Dover tries not to notice Ashley typing harder on her phone screen, burying herself away, as he exchanges information with Rebecca. His own phone has remained still, but it pains him to think of the silent notifications that are surely piling up on it. He thanks Rebecca while whoever is currently singing cracks their voice on a high note. He cringes and regrets not vetting his own song choice more thoroughly. What had he even been listening to recently? Dover moves to check his phone, but then the song ends, and his name is called.

He hears polite cheers and a whistle from Tyler as he walks up and takes the microphone from a man in his forties, forehead beaded with sweat, shirt wet with spilled beer. The man mutters in an encouraging tone, but Dover can’t hold onto his words. Dover’s eye lock on the blue screen of the karaoke machine. <MUSICAL INTERLUDE> covers the opening drums and guitar. Dover sucks in a breath and waits for his cue.

The words come more easily than he would have guessed. After the first two lines, Dover doesn’t even need the screen. Still, he keeps his eyes trained on it, the blue and the booze suffocating the remains of his nervousness. By the chorus, Dover is enjoying himself. His body feels light, as though his voice were a weight he’d been holding inside himself until this moment. The song is a clumsy love ballad, but it reminds him of being home, still a child, putting together the pieces of a Lego set more complicated and more important than any life struggle could ever be. His phone hasn’t been invented yet, and the suffocating light that seeps out of the world and blinds him daily is dimmed. He is still a work-in-progress, but has lost his awareness of being so. He’s really getting into the song now, belting the lyrics and jumping around the small space available to him. He doesn’t need to the connect with the words because he is filling them with himself. His audience and their expectations melt into the thrust of the lead guitar tearing into another <MUSICAL INTERLUDE> which he occupies with more jumping, more head thrashing. His neck will be stiff in the morning, a small price to pay for transcendence, however fleeting. As the final chorus comes around, Dover remembers sitting in the backseat of his mother’s car as she turned the volume up on this very song, singing each word with the same abandon he feels now. When the song ends the audience does not erupt into applause, but Dover closes his eyes, lets the sound of modest praise wash over him, and remains for just a second longer in the moment he’s created for himself.

 

***

 

Dover waits forty-five minutes before he lets himself worry that he’s been ripped off. At minute forty-six he considers the odds that Sam, of all people, would screw him. One minute later, he swallows the fact that he might have thrown away twenty dollars. His stomach rumbles in complaint of its contents — last night’s beer, this morning’s peanut butter sandwich, coffee, and one-point-five tabs of acid that has been slow-dripping down his throat like a morning cup of chemical pour over for now a full three minutes past its effect’s estimated time of arrival.
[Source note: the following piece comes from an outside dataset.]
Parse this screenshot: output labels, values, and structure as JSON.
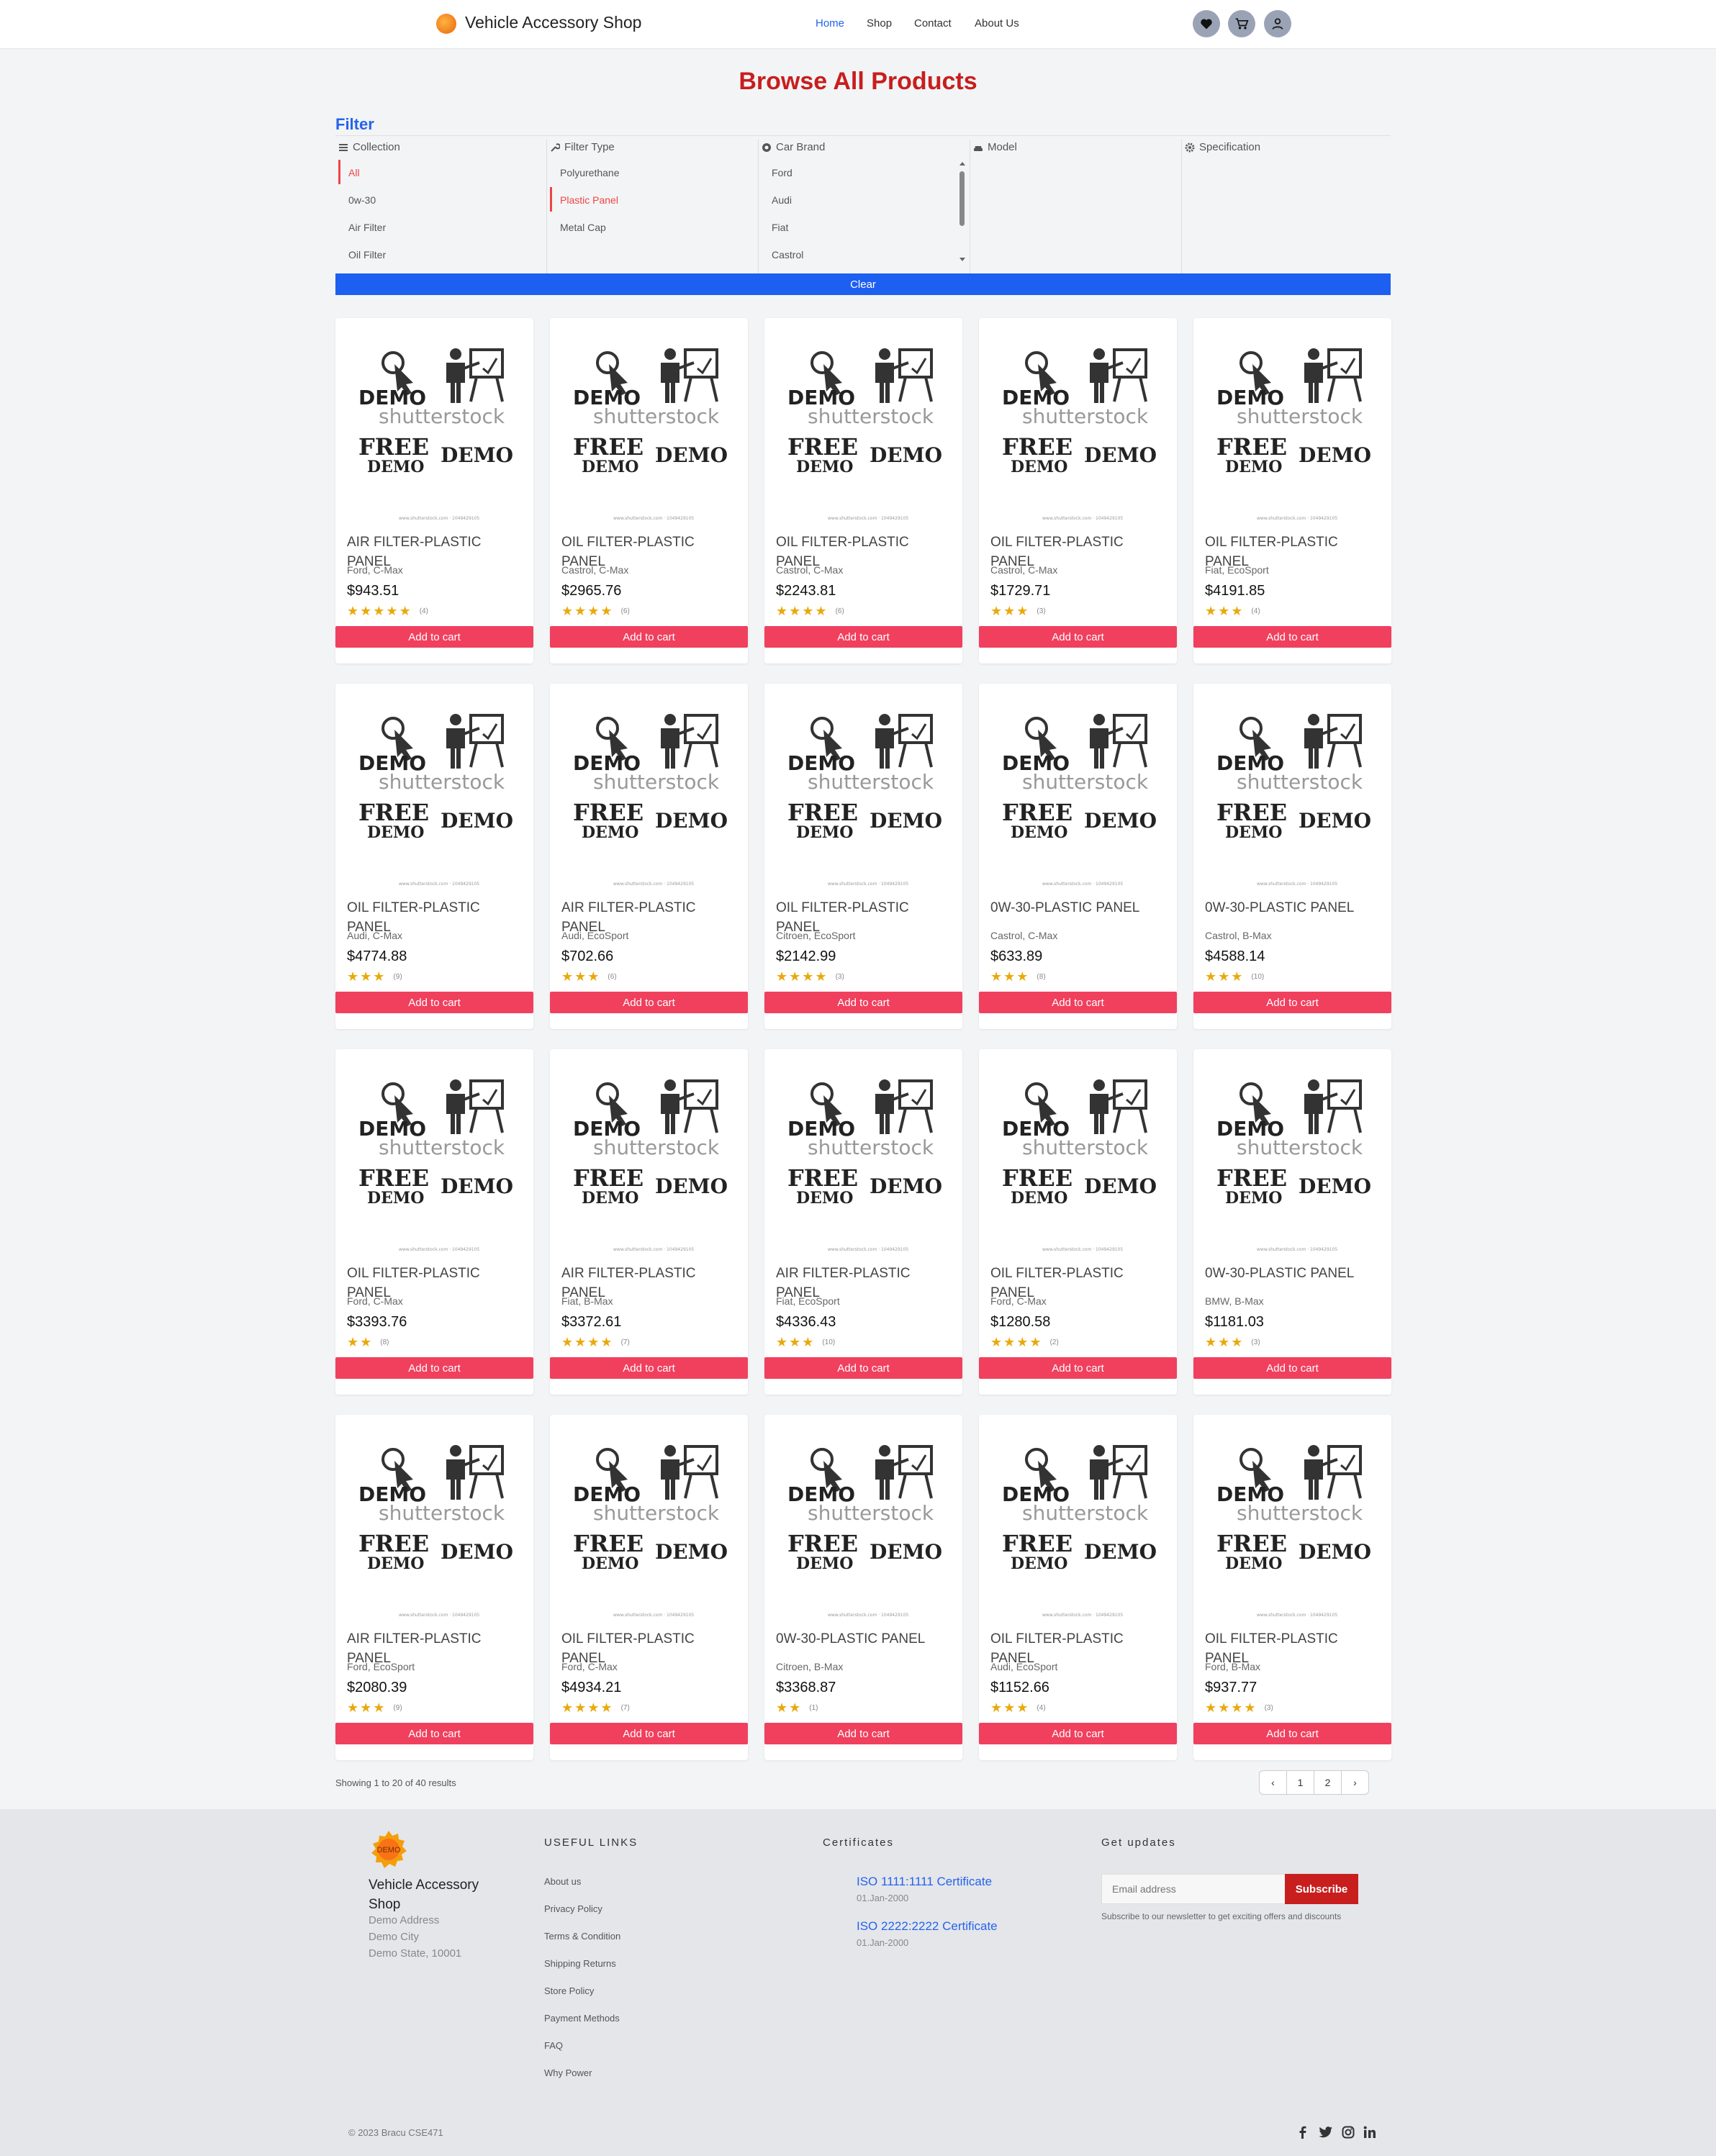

Is the ceiling beginning to flicker? The ominous singe and pop of another dead lightbulb tells him otherwise. A full sixty minutes now.

He still has Sam’s address. People don’t give out their address to someone they’re going to rip off, right? Sixty-five minutes. In the meantime, he can at least get another round of coffee started. Pour over and all.

However, standing up, true to form, proves to be an effective means of kicking Substance into a higher gear. As Dover stumbles through the bedroom, his apartment walls wobble and his carpet’s matted yarn twists so intentionally that the kitchen’s cold linoleum comes as a relief. No need to call Sam, then, which is good because his name might have actually been Shaun. The odyssey from kitchen threshold to coffee counter is more elongated than usual. The smell of Sumatra brings Dover back into the world, the room, his body. While water boils, he pulls his phone from his pocket and dials Rebecca.

She answers on the first ring. “What’s up?

“Whoa, I’m surprised you’re awake.” Dover winces as the coffee grinder’s growl feeds back through the phone line. “Sorry.”

“It’s two in the afternoon, and I was just texting you.”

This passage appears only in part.